Item 5.03. Amendments to Articles of Incorporation or Bylaws; Change in Fiscal Year.
As previously disclosed, on February 24, 2026, a stipulation and proposed consent judgment (the "Stipulated Judgment") was filed with the Court of Chancery of the State of Delaware (the "Court") regarding the stockholder class action complaint (the "Action") filed on February 4, 2026 by the Vladimir Gusinsky Revocable Trust against Context Therapeutics Inc. (the "Company") and its directors. On March 11, 2026, the Court approved the Stipulated Judgment, pursuant to which (i) Article V, Section 2 of the Company's Amended and Restated Certificate of Incorporation, as amended (the "Charter"), which provides that the Company's directors shall serve for a term of three years, and (ii) Article VI, Section 1 of the Charter, which provides that the directors of the Company may be removed from office only for cause, were determined to be invalid and unenforceable. On March 11, 2026, the Company filed a Certificate of Correction with the Delaware Secretary of State reflecting such provisions as invalid, unenforceable and no longer part of the Charter (the "Certificate of Correction"). Accordingly, the term of office of the current members of the Board of Directors of the Company will expire at the Company's 2026 annual meeting of stockholders (the "Annual Meeting"), with each serving until his or her successor is duly elected and qualified or until his or her earlier death, resignation or removal, and directors may be removed, with or without cause, by the holders of a majority of the shares then entitled to vote at an election of directors.
A copy of the Certificate of Correction, as filed with the Delaware Secretary of State, is attached as Exhibit 3.1 to this Current Report on Form 8-K and is incorporated herein by reference.
Item 8.01. Other Events.
On March 11, 2026, pursuant to the Stipulated Judgment, the Action was dismissed with prejudice as to plaintiff; however, the Court retains jurisdiction to address any mootness fee application.

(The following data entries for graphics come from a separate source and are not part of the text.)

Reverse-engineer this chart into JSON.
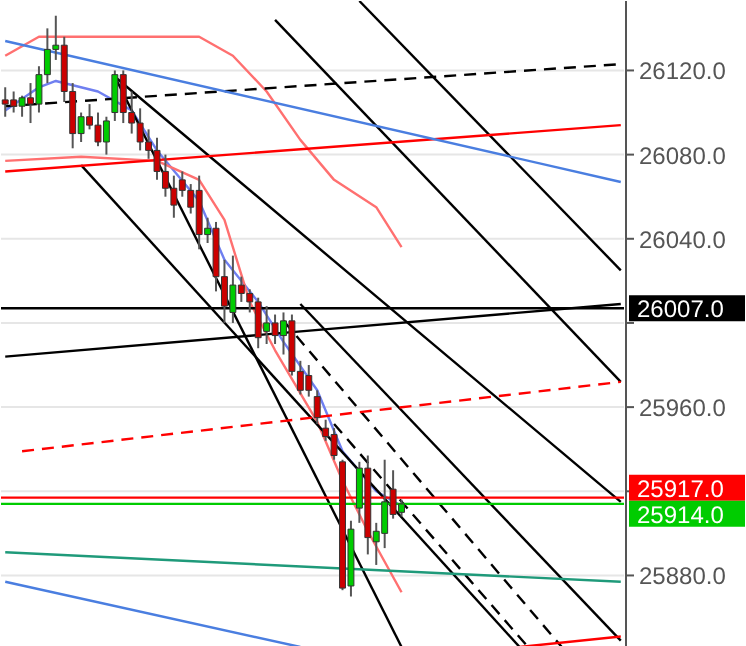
{
  "chart_data": {
    "type": "candlestick",
    "ylim": [
      25846,
      26153
    ],
    "yticks": [
      {
        "value": 25880,
        "label": "25880.0"
      },
      {
        "value": 25920,
        "label": null
      },
      {
        "value": 25960,
        "label": "25960.0"
      },
      {
        "value": 26000,
        "label": null
      },
      {
        "value": 26040,
        "label": "26040.0"
      },
      {
        "value": 26080,
        "label": "26080.0"
      },
      {
        "value": 26120,
        "label": "26120.0"
      }
    ],
    "tick_labels": "y",
    "grid": "y",
    "categories": [
      null,
      null,
      null,
      null,
      null,
      null,
      null,
      null,
      null,
      null,
      null,
      null,
      null,
      null,
      null,
      null,
      null,
      null,
      null,
      null,
      null,
      null,
      null,
      null,
      null,
      null,
      null,
      null,
      null,
      null,
      null,
      null,
      null,
      null,
      null,
      null,
      null,
      null,
      null,
      null,
      null,
      null,
      null,
      null,
      null,
      null,
      null,
      null,
      null,
      null,
      null,
      null,
      null,
      null,
      null,
      null,
      null,
      null,
      null,
      null,
      null,
      null,
      null,
      null,
      null,
      null,
      null,
      null,
      null,
      null,
      null,
      null,
      null,
      null
    ],
    "series": [
      {
        "ohlc": [
          [
            26106,
            26112,
            26098,
            26104
          ],
          [
            26106,
            26110,
            26100,
            26103
          ],
          [
            26103,
            26108,
            26098,
            26107
          ],
          [
            26107,
            26114,
            26095,
            26104
          ],
          [
            26104,
            26122,
            26100,
            26118
          ],
          [
            26118,
            26140,
            26114,
            26130
          ],
          [
            26130,
            26146,
            26125,
            26132
          ],
          [
            26132,
            26136,
            26105,
            26110
          ],
          [
            26110,
            26114,
            26083,
            26090
          ],
          [
            26090,
            26100,
            26086,
            26098
          ],
          [
            26098,
            26104,
            26092,
            26094
          ],
          [
            26094,
            26100,
            26084,
            26086
          ],
          [
            26086,
            26098,
            26080,
            26096
          ],
          [
            26100,
            26120,
            26096,
            26118
          ],
          [
            26118,
            26120,
            26095,
            26100
          ],
          [
            26100,
            26110,
            26090,
            26095
          ],
          [
            26095,
            26102,
            26082,
            26086
          ],
          [
            26086,
            26092,
            26078,
            26082
          ],
          [
            26082,
            26088,
            26068,
            26072
          ],
          [
            26072,
            26080,
            26060,
            26064
          ],
          [
            26064,
            26070,
            26050,
            26056
          ],
          [
            26068,
            26072,
            26060,
            26063
          ],
          [
            26063,
            26066,
            26052,
            26055
          ],
          [
            26063,
            26070,
            26035,
            26042
          ],
          [
            26042,
            26050,
            26038,
            26045
          ],
          [
            26045,
            26048,
            26015,
            26022
          ],
          [
            26022,
            26030,
            26000,
            26008
          ],
          [
            26005,
            26032,
            26000,
            26018
          ],
          [
            26018,
            26022,
            26010,
            26014
          ],
          [
            26014,
            26016,
            26005,
            26010
          ],
          [
            26010,
            26012,
            25988,
            25993
          ],
          [
            25996,
            26008,
            25990,
            26000
          ],
          [
            26000,
            26004,
            25990,
            25994
          ],
          [
            25994,
            26005,
            25985,
            26001
          ],
          [
            26001,
            26004,
            25975,
            25977
          ],
          [
            25977,
            25982,
            25966,
            25968
          ],
          [
            25975,
            25980,
            25965,
            25968
          ],
          [
            25965,
            25968,
            25952,
            25955
          ],
          [
            25950,
            25954,
            25944,
            25946
          ],
          [
            25947,
            25950,
            25935,
            25937
          ],
          [
            25934,
            25935,
            25873,
            25874
          ],
          [
            25875,
            25906,
            25870,
            25902
          ],
          [
            25912,
            25934,
            25905,
            25931
          ],
          [
            25931,
            25937,
            25890,
            25898
          ],
          [
            25896,
            25905,
            25885,
            25901
          ],
          [
            25900,
            25935,
            25893,
            25915
          ],
          [
            25921,
            25930,
            25907,
            25909
          ],
          [
            25910,
            25916,
            25908,
            25914
          ],
          null,
          null,
          null,
          null,
          null,
          null,
          null,
          null,
          null,
          null,
          null,
          null,
          null,
          null,
          null,
          null,
          null,
          null,
          null,
          null,
          null,
          null,
          null,
          null,
          null,
          null
        ],
        "colors": [
          "#cc0000",
          "#cc0000",
          "#00cc00",
          "#cc0000",
          "#00cc00",
          "#00cc00",
          "#00cc00",
          "#cc0000",
          "#cc0000",
          "#00cc00",
          "#cc0000",
          "#cc0000",
          "#00cc00",
          "#00cc00",
          "#cc0000",
          "#cc0000",
          "#cc0000",
          "#cc0000",
          "#cc0000",
          "#cc0000",
          "#cc0000",
          "#cc0000",
          "#cc0000",
          "#cc0000",
          "#00cc00",
          "#cc0000",
          "#cc0000",
          "#00cc00",
          "#cc0000",
          "#cc0000",
          "#cc0000",
          "#00cc00",
          "#cc0000",
          "#00cc00",
          "#cc0000",
          "#cc0000",
          "#cc0000",
          "#cc0000",
          "#cc0000",
          "#cc0000",
          "#cc0000",
          "#00cc00",
          "#00cc00",
          "#cc0000",
          "#00cc00",
          "#00cc00",
          "#cc0000",
          "#00cc00",
          null,
          null,
          null,
          null,
          null,
          null,
          null,
          null,
          null,
          null,
          null,
          null,
          null,
          null,
          null,
          null,
          null,
          null,
          null,
          null,
          null,
          null,
          null,
          null,
          null,
          null
        ]
      },
      {
        "type": "line",
        "color": "#6f7ff0",
        "values": [
          26101,
          null,
          null,
          null,
          26112,
          null,
          26115,
          null,
          null,
          null,
          null,
          26110,
          null,
          null,
          null,
          26101,
          null,
          null,
          26082,
          null,
          null,
          null,
          null,
          26058,
          null,
          null,
          26030,
          null,
          null,
          null,
          26010,
          null,
          null,
          25991,
          null,
          null,
          null,
          25968,
          null,
          null,
          25939,
          null,
          null,
          null,
          25920,
          null,
          null,
          25913,
          null,
          null,
          null,
          null,
          null,
          null,
          null,
          null,
          null,
          null,
          null,
          null,
          null,
          null,
          null,
          null,
          null,
          null,
          null,
          null,
          null,
          null,
          null,
          null,
          null,
          null
        ]
      },
      {
        "type": "line",
        "color": "#ff7070",
        "values": [
          26127,
          null,
          null,
          null,
          26136,
          null,
          null,
          null,
          null,
          null,
          null,
          null,
          null,
          26136,
          null,
          null,
          null,
          null,
          null,
          null,
          null,
          null,
          null,
          26136,
          null,
          null,
          null,
          26127,
          null,
          null,
          null,
          26110,
          null,
          null,
          null,
          26087,
          null,
          null,
          null,
          26068,
          null,
          null,
          null,
          null,
          26055,
          null,
          null,
          26036,
          null,
          null,
          null,
          null,
          null,
          null,
          null,
          null,
          null,
          null,
          null,
          null,
          null,
          null,
          null,
          null,
          null,
          null,
          null,
          null,
          null,
          null,
          null,
          null,
          null,
          null
        ]
      },
      {
        "type": "line",
        "color": "#ff7070",
        "values": [
          26077,
          null,
          null,
          null,
          null,
          null,
          null,
          null,
          null,
          26079,
          null,
          null,
          null,
          null,
          null,
          null,
          null,
          null,
          26077,
          null,
          null,
          null,
          null,
          26068,
          null,
          null,
          26049,
          null,
          null,
          26010,
          null,
          null,
          25987,
          null,
          null,
          null,
          null,
          25953,
          null,
          null,
          25925,
          null,
          null,
          25901,
          null,
          null,
          null,
          25872,
          null,
          null,
          null,
          null,
          null,
          null,
          null,
          null,
          null,
          null,
          null,
          null,
          null,
          null,
          null,
          null,
          null,
          null,
          null,
          null,
          null,
          null,
          null,
          null,
          null,
          null
        ]
      },
      {
        "type": "line",
        "color": "#000000",
        "values": [
          null,
          null,
          null,
          null,
          null,
          null,
          null,
          null,
          null,
          null,
          null,
          null,
          null,
          null,
          null,
          null,
          null,
          null,
          null,
          null,
          null,
          null,
          null,
          null,
          null,
          null,
          null,
          null,
          null,
          null,
          null,
          null,
          null,
          null,
          null,
          null,
          null,
          null,
          null,
          null,
          null,
          null,
          26153,
          null,
          null,
          null,
          null,
          null,
          null,
          null,
          null,
          null,
          null,
          null,
          null,
          null,
          null,
          null,
          null,
          null,
          null,
          null,
          null,
          null,
          null,
          null,
          null,
          null,
          null,
          null,
          null,
          null,
          null,
          26025
        ]
      },
      {
        "type": "line",
        "color": "#000000",
        "values": [
          null,
          null,
          null,
          null,
          null,
          null,
          null,
          null,
          null,
          null,
          null,
          null,
          null,
          null,
          null,
          null,
          null,
          null,
          null,
          null,
          null,
          null,
          null,
          null,
          null,
          null,
          null,
          null,
          null,
          null,
          null,
          null,
          26144,
          null,
          null,
          null,
          null,
          null,
          null,
          null,
          null,
          null,
          null,
          null,
          null,
          null,
          null,
          null,
          null,
          null,
          null,
          null,
          null,
          null,
          null,
          null,
          null,
          null,
          null,
          null,
          null,
          null,
          null,
          null,
          null,
          null,
          null,
          null,
          null,
          null,
          null,
          null,
          null,
          25972
        ]
      },
      {
        "type": "line",
        "color": "#000000",
        "values": [
          null,
          null,
          null,
          null,
          null,
          null,
          null,
          null,
          null,
          null,
          null,
          null,
          null,
          26117,
          null,
          null,
          null,
          null,
          null,
          null,
          null,
          null,
          null,
          null,
          null,
          null,
          null,
          null,
          null,
          null,
          null,
          null,
          null,
          null,
          null,
          null,
          null,
          null,
          null,
          null,
          null,
          null,
          null,
          null,
          null,
          null,
          null,
          null,
          null,
          null,
          null,
          null,
          null,
          null,
          null,
          null,
          null,
          null,
          null,
          null,
          null,
          null,
          null,
          null,
          null,
          null,
          null,
          null,
          null,
          null,
          null,
          null,
          null,
          25915
        ]
      },
      {
        "type": "line",
        "color": "#000000",
        "values": [
          null,
          null,
          null,
          null,
          null,
          null,
          null,
          null,
          null,
          null,
          null,
          null,
          null,
          null,
          null,
          null,
          null,
          null,
          null,
          null,
          null,
          null,
          null,
          null,
          null,
          null,
          null,
          null,
          null,
          null,
          null,
          null,
          null,
          null,
          null,
          26009,
          null,
          null,
          null,
          null,
          null,
          null,
          null,
          null,
          null,
          null,
          null,
          null,
          null,
          null,
          null,
          null,
          null,
          null,
          null,
          null,
          null,
          null,
          null,
          null,
          null,
          null,
          null,
          null,
          null,
          null,
          null,
          null,
          null,
          null,
          null,
          null,
          null,
          25849
        ]
      },
      {
        "type": "line",
        "color": "#000000",
        "values": [
          null,
          null,
          null,
          null,
          null,
          null,
          null,
          null,
          null,
          26075,
          null,
          null,
          null,
          null,
          null,
          null,
          null,
          null,
          null,
          null,
          null,
          null,
          null,
          null,
          null,
          null,
          null,
          null,
          null,
          null,
          null,
          null,
          null,
          null,
          null,
          null,
          null,
          null,
          null,
          null,
          null,
          null,
          null,
          null,
          null,
          null,
          null,
          null,
          null,
          null,
          null,
          null,
          null,
          null,
          null,
          null,
          null,
          null,
          null,
          null,
          null,
          25846,
          null,
          null,
          null,
          null,
          null,
          null,
          null,
          null,
          null,
          null,
          null,
          null
        ]
      },
      {
        "type": "line",
        "color": "#000000",
        "values": [
          null,
          null,
          null,
          null,
          null,
          null,
          null,
          null,
          null,
          null,
          null,
          null,
          null,
          26117,
          null,
          null,
          null,
          null,
          null,
          null,
          null,
          null,
          null,
          null,
          null,
          null,
          null,
          null,
          null,
          null,
          null,
          null,
          null,
          null,
          null,
          null,
          null,
          null,
          null,
          null,
          null,
          null,
          null,
          null,
          null,
          null,
          null,
          25846,
          null,
          null,
          null,
          null,
          null,
          null,
          null,
          null,
          null,
          null,
          null,
          null,
          null,
          null,
          null,
          null,
          null,
          null,
          null,
          null,
          null,
          null,
          null,
          null,
          null,
          null
        ]
      },
      {
        "type": "line",
        "color": "#000000",
        "values": [
          25984,
          null,
          null,
          null,
          null,
          null,
          null,
          null,
          null,
          null,
          null,
          null,
          null,
          null,
          null,
          null,
          null,
          null,
          null,
          null,
          null,
          null,
          null,
          null,
          null,
          null,
          null,
          null,
          null,
          null,
          null,
          null,
          null,
          null,
          null,
          null,
          null,
          null,
          null,
          null,
          null,
          null,
          null,
          null,
          null,
          null,
          null,
          null,
          null,
          null,
          null,
          null,
          null,
          null,
          null,
          null,
          null,
          null,
          null,
          null,
          null,
          null,
          null,
          null,
          null,
          null,
          null,
          null,
          null,
          null,
          null,
          null,
          null,
          26009
        ]
      },
      {
        "type": "line",
        "color": "#000000",
        "line_style": "dashed",
        "values": [
          26103,
          null,
          null,
          null,
          null,
          null,
          null,
          null,
          null,
          null,
          null,
          null,
          null,
          null,
          null,
          null,
          null,
          null,
          null,
          null,
          null,
          null,
          null,
          null,
          null,
          null,
          null,
          null,
          null,
          null,
          null,
          null,
          null,
          null,
          null,
          null,
          null,
          null,
          null,
          null,
          null,
          null,
          null,
          null,
          null,
          null,
          null,
          null,
          null,
          null,
          null,
          null,
          null,
          null,
          null,
          null,
          null,
          null,
          null,
          null,
          null,
          null,
          null,
          null,
          null,
          null,
          null,
          null,
          null,
          null,
          null,
          null,
          null,
          26123
        ]
      },
      {
        "type": "line",
        "color": "#000000",
        "line_style": "dashed",
        "values": [
          null,
          null,
          null,
          null,
          null,
          null,
          null,
          null,
          null,
          null,
          null,
          null,
          null,
          null,
          null,
          null,
          null,
          null,
          null,
          null,
          null,
          null,
          null,
          null,
          null,
          null,
          null,
          null,
          null,
          null,
          null,
          null,
          null,
          26001,
          null,
          null,
          null,
          null,
          null,
          null,
          null,
          null,
          null,
          null,
          null,
          null,
          null,
          null,
          null,
          null,
          null,
          null,
          null,
          null,
          null,
          null,
          null,
          null,
          null,
          null,
          null,
          null,
          null,
          null,
          null,
          null,
          25846,
          null,
          null,
          null,
          null,
          null,
          null,
          null
        ]
      },
      {
        "type": "line",
        "color": "#000000",
        "line_style": "dashed",
        "values": [
          null,
          null,
          null,
          null,
          null,
          null,
          null,
          null,
          null,
          null,
          null,
          null,
          null,
          null,
          null,
          null,
          null,
          null,
          null,
          null,
          null,
          null,
          null,
          null,
          null,
          null,
          null,
          null,
          null,
          null,
          null,
          null,
          null,
          null,
          null,
          null,
          null,
          null,
          null,
          25952,
          null,
          null,
          null,
          null,
          null,
          null,
          null,
          null,
          null,
          null,
          null,
          null,
          null,
          null,
          null,
          null,
          null,
          null,
          null,
          null,
          null,
          null,
          25846,
          null,
          null,
          null,
          null,
          null,
          null,
          null,
          null,
          null,
          null,
          null
        ]
      },
      {
        "type": "line",
        "color": "#ff0000",
        "values": [
          26072,
          null,
          null,
          null,
          null,
          null,
          null,
          null,
          null,
          null,
          null,
          null,
          null,
          null,
          null,
          null,
          null,
          null,
          null,
          null,
          null,
          null,
          null,
          null,
          null,
          null,
          null,
          null,
          null,
          null,
          null,
          null,
          null,
          null,
          null,
          null,
          null,
          null,
          null,
          null,
          null,
          null,
          null,
          null,
          null,
          null,
          null,
          null,
          null,
          null,
          null,
          null,
          null,
          null,
          null,
          null,
          null,
          null,
          null,
          null,
          null,
          null,
          null,
          null,
          null,
          null,
          null,
          null,
          null,
          null,
          null,
          null,
          null,
          26094
        ]
      },
      {
        "type": "line",
        "color": "#ff0000",
        "line_style": "dashed",
        "values": [
          null,
          null,
          25939,
          null,
          null,
          null,
          null,
          null,
          null,
          null,
          null,
          null,
          null,
          null,
          null,
          null,
          null,
          null,
          null,
          null,
          null,
          null,
          null,
          null,
          null,
          null,
          null,
          null,
          null,
          null,
          null,
          null,
          null,
          null,
          null,
          null,
          null,
          null,
          null,
          null,
          null,
          null,
          null,
          null,
          null,
          null,
          null,
          null,
          null,
          null,
          null,
          null,
          null,
          null,
          null,
          null,
          null,
          null,
          null,
          null,
          null,
          null,
          null,
          null,
          null,
          null,
          null,
          null,
          null,
          null,
          null,
          null,
          null,
          25972
        ]
      },
      {
        "type": "line",
        "color": "#4a7ee0",
        "values": [
          26134,
          null,
          null,
          null,
          null,
          null,
          null,
          null,
          null,
          null,
          null,
          null,
          null,
          null,
          null,
          null,
          null,
          null,
          null,
          null,
          null,
          null,
          null,
          null,
          null,
          null,
          null,
          null,
          null,
          null,
          null,
          null,
          null,
          null,
          null,
          null,
          null,
          null,
          null,
          null,
          null,
          null,
          null,
          null,
          null,
          null,
          null,
          null,
          null,
          null,
          null,
          null,
          null,
          null,
          null,
          null,
          null,
          null,
          null,
          null,
          null,
          null,
          null,
          null,
          null,
          null,
          null,
          null,
          null,
          null,
          null,
          null,
          null,
          26067
        ]
      },
      {
        "type": "line",
        "color": "#4a7ee0",
        "values": [
          25877,
          null,
          null,
          null,
          null,
          null,
          null,
          null,
          null,
          null,
          null,
          null,
          null,
          null,
          null,
          null,
          null,
          null,
          null,
          null,
          null,
          null,
          null,
          null,
          null,
          null,
          null,
          null,
          null,
          null,
          null,
          null,
          null,
          null,
          null,
          25846,
          null,
          null,
          null,
          null,
          null,
          null,
          null,
          null,
          null,
          null,
          null,
          null,
          null,
          null,
          null,
          null,
          null,
          null,
          null,
          null,
          null,
          null,
          null,
          null,
          null,
          null,
          null,
          null,
          null,
          null,
          null,
          null,
          null,
          null,
          null,
          null,
          null,
          null
        ]
      },
      {
        "type": "line",
        "color": "#1f9a7a",
        "values": [
          25891,
          null,
          null,
          null,
          null,
          null,
          null,
          null,
          null,
          null,
          null,
          null,
          null,
          null,
          null,
          null,
          null,
          null,
          null,
          null,
          null,
          null,
          null,
          null,
          null,
          null,
          null,
          null,
          null,
          null,
          null,
          null,
          null,
          null,
          null,
          null,
          null,
          null,
          null,
          null,
          null,
          null,
          null,
          null,
          null,
          null,
          null,
          null,
          null,
          null,
          null,
          null,
          null,
          null,
          null,
          null,
          null,
          null,
          null,
          null,
          null,
          null,
          null,
          null,
          null,
          null,
          null,
          null,
          null,
          null,
          null,
          null,
          null,
          25877
        ]
      },
      {
        "type": "line",
        "color": "#ff0000",
        "values": [
          null,
          null,
          null,
          null,
          null,
          null,
          null,
          null,
          null,
          null,
          null,
          null,
          null,
          null,
          null,
          null,
          null,
          null,
          null,
          null,
          null,
          null,
          null,
          null,
          null,
          null,
          null,
          null,
          null,
          null,
          null,
          null,
          null,
          null,
          null,
          null,
          null,
          null,
          null,
          null,
          null,
          null,
          null,
          null,
          null,
          null,
          null,
          null,
          null,
          null,
          null,
          null,
          null,
          null,
          null,
          null,
          null,
          null,
          null,
          null,
          null,
          25846,
          null,
          null,
          null,
          null,
          null,
          null,
          null,
          null,
          null,
          null,
          null,
          25851
        ]
      }
    ],
    "ref_lines": [
      {
        "axis": "y",
        "value": 26007,
        "label": "26007.0",
        "color": "#000000"
      },
      {
        "axis": "y",
        "value": 25917,
        "label": "25917.0",
        "color": "#ff0000"
      },
      {
        "axis": "y",
        "value": 25914,
        "label": "25914.0",
        "color": "#00cc00"
      }
    ]
  }
}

As previously disclosed, the Company's 2026 Annual Meeting will be held on June 24, 2026 with a record date of April 27, 2026. The Company intends to include on the agenda for the Annual Meeting a proposal for the election of director nominees of the Company to a one-year term and until such director's successor is elected and qualified or until such director's earlier death, resignation or removal. In accordance with the advance notice procedures set forth in the Company's Amended and Restated Bylaws (the "Bylaws"), if a stockholder wishes to bring a proposal before the stockholders or nominate a director at the Annual Meeting, to be timely, the stockholder must notify the Company's Corporate Secretary by not later than 5:00 p.m. EDT on March 14, 2026, which is the 90th day prior to the first anniversary of the Company's 2025 annual meeting of stockholders. Any such proposal must contain the information specified in, and otherwise comply with, the Bylaws. Any such proposal must be delivered to: Context Therapeutics Inc, Attn: Secretary, 2001 Market Street, Suite 3915, Unit 15, Philadelphia, PA 19103. In addition to satisfying the foregoing requirements under the Bylaws, to comply with the universal proxy rules, stockholders who intend to solicit proxies in support of director nominees other than the nominees submitted by the Company's Board of Directors must provide notice that sets forth the information required by Rule 14a-19 under the Securities Exchange Act of 1934, as amended, no later than April 13, 2026.